Haïti, deux ans après - Rester juste

Deux ans ont passé depuis le terrible tremblement de terre en Haïti, et pourtant une certaine impatience est toujours palpable quand il s'agit de dresser l'état des lieux. Le gouvernement canadien lui-même — tant par la voix hier de sa ministre de la Coopération internationale, Bev Oda, en visite en Haïti, que par celle en décembre du ministre des Affaires étrangères John Baird — se dit déçu des avancées de la reconstruction là-bas.

C'est là une critique sévère, pour ne pas dire injuste. Car ce que Haïti nous fait voir n'est qu'un concentré de toutes les illusions, toutes les subtilités et tous les effets collatéraux, parfois souhaités, parfois pervers, qui partout sur la planète caractérisent l'aide internationale.

La plus grande illusion, c'est celle du temps. Quand Haïti s'est écroulé, il fallait de toute urgence agir. Mais qu'est-ce que l'urgence? Pour l'Occidental moyen, c'est une affaire de jours, d'heures, voire de secondes. À l'échelle d'une grande catastrophe dans un pays déjà démuni, à l'échelle aussi des bureaucraties de nos démocraties comme celles des organismes d'aide, il s'agit plutôt de semaines, de mois, d'années.

Ainsi, un processus normal d'immigration s'étend généralement sur cinq ans. Le simple fait de le ramener à deux ou trois ans, c'est agir de manière accélérée, rappelait hier à Radio-Canada Marjorie Villefranche, de la Maison d'Haïti. De même, que deux ans plus tard, quelque cinq millions de mètres cubes de débris jonchent encore le sol de Port-au-Prince, c'est énorme. Mais qu'autant ait été ramassé en deux ans témoigne d'une grande efficacité si l'on compare avec le travail de déblayage mené en Indonésie après le tsunami de décembre 2004.

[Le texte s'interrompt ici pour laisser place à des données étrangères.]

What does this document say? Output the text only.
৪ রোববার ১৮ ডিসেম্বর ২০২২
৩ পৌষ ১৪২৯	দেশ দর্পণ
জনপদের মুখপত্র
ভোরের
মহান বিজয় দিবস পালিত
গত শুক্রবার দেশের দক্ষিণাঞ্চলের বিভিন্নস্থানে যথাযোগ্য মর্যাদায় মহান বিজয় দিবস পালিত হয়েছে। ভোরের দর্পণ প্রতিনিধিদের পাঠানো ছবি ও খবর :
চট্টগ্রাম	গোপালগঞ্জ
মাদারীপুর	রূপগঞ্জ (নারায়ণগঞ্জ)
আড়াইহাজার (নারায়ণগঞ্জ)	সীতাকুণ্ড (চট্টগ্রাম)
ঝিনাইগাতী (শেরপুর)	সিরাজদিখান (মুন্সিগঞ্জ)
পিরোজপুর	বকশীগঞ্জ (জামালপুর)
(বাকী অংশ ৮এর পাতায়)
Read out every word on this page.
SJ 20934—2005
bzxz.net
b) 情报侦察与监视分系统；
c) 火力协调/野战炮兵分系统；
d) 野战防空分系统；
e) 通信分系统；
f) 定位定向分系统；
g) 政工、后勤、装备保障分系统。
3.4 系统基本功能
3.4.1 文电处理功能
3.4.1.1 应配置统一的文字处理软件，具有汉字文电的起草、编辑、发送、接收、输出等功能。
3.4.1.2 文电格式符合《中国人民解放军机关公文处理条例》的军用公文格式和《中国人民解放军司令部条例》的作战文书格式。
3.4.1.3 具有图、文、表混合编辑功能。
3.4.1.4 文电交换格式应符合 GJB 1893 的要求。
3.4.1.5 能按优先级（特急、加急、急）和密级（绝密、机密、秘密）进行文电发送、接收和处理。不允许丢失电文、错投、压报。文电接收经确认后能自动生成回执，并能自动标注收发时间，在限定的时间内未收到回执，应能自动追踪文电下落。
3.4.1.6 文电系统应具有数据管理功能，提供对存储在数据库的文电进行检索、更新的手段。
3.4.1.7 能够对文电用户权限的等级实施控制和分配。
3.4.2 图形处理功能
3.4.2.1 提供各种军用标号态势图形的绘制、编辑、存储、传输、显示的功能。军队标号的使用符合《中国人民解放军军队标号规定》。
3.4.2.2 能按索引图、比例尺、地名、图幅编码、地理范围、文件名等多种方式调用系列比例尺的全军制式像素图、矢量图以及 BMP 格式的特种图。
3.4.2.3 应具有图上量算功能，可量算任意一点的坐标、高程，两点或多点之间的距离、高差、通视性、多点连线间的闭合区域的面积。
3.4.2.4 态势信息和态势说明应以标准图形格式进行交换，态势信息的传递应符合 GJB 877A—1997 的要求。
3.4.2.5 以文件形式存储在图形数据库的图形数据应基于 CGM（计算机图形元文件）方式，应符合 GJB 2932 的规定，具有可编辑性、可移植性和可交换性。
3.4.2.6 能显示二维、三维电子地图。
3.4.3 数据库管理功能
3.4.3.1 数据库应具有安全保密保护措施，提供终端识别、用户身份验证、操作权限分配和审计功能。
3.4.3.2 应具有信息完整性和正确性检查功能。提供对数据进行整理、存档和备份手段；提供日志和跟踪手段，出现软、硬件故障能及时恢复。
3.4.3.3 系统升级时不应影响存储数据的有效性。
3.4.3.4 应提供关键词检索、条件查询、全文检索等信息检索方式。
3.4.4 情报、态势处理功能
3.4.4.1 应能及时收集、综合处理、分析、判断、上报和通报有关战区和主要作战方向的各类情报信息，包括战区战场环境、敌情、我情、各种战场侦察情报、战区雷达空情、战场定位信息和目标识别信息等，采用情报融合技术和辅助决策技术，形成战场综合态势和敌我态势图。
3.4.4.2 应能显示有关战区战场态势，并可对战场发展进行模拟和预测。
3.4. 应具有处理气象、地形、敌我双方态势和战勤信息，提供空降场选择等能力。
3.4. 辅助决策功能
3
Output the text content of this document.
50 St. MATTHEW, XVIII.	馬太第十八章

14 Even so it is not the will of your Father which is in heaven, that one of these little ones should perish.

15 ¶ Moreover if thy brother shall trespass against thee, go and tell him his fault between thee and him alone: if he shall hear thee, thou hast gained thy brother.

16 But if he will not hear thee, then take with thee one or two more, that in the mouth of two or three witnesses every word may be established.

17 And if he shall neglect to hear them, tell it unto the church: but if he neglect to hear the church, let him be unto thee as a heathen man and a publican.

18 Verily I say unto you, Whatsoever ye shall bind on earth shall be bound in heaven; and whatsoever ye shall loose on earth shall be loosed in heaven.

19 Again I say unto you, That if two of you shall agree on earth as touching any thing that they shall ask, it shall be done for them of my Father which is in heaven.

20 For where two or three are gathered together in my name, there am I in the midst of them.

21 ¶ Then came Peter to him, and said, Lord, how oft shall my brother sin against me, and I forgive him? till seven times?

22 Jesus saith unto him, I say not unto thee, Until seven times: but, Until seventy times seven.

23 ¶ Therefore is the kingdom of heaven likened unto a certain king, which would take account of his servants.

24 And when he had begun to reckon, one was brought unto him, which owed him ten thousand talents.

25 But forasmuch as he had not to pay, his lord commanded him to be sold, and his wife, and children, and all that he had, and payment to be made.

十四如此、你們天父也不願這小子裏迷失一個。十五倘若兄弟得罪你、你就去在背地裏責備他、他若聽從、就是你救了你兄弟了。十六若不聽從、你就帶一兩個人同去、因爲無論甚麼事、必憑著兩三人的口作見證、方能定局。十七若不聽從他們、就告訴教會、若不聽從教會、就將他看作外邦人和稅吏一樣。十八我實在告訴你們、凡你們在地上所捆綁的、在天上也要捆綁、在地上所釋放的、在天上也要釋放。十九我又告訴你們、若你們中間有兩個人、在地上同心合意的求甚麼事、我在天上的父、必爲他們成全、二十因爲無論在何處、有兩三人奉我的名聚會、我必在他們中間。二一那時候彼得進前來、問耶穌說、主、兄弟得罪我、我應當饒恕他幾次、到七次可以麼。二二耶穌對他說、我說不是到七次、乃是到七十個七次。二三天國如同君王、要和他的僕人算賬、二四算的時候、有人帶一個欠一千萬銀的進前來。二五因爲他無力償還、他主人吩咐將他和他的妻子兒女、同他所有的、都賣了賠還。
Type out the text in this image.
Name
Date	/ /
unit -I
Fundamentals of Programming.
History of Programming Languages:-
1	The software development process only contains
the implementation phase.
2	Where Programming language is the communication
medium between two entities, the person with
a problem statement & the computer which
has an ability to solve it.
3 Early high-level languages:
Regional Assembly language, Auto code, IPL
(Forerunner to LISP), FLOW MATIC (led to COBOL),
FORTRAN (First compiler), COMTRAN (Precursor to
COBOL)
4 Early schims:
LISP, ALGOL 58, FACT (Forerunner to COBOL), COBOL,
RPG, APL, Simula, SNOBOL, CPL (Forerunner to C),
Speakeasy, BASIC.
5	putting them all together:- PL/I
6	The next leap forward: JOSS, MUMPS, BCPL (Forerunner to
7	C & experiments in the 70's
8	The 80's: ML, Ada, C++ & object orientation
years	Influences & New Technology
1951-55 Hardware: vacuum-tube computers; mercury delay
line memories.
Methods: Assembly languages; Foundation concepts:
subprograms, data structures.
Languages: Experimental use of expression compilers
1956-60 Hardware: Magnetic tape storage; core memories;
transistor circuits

La subtilité, c'est de trouver l'équilibre entre les rôles de chacun, exercice des plus difficiles. Oui, il y a une industrie des ONG, qui ignorent trop souvent les instances locales. Mais celles-ci profitent aussi, sans trop rechigner, de cette présence. Il faut tout un leadership pour briser un tel cercle vicieux... et la corruption qui caractérise le système politique haïtien n'aide guère à lui confier davantage de responsabilité dans la gestion de l'aide.

Il faut enfin se méfier des solutions qui, vues de loin, ont l'air d'aller de soi. Les Haïtiens devraient, n'est-ce pas, avoir accès gratuitement à l'eau potable, surtout en pleine épidémie de choléra. Les ONG ont vu à ce besoin... au grand dam de l'économie locale car les petits commerçants d'eau ont soudain été privés de revenus et ne pouvaient se rabattre sur rien d'autre, accentuant leur dépendance envers l'aide venue d'ailleurs.

À l'inverse, les effets inattendus peuvent aussi être positifs. La reconstruction du secteur scolaire haïtien, qui va bien, a ainsi profité à des catégories d'enfants jusque-là négligées: les jeunes handicapés, si nombreux depuis le tremblement de terre, et les petits de trois à cinq ans visés par des programmes préscolaires. Sans surprise, ce début de réussite relève d'un secteur où l'engagement des ONG se couple à une réelle volonté politique, le président Michel Martelly ayant fait de l'éducation une de ses priorités. C'est bien ainsi que les avancées seront possibles, et ça n'a rien à voir avec les solutions imposées, précipitées ou magiques.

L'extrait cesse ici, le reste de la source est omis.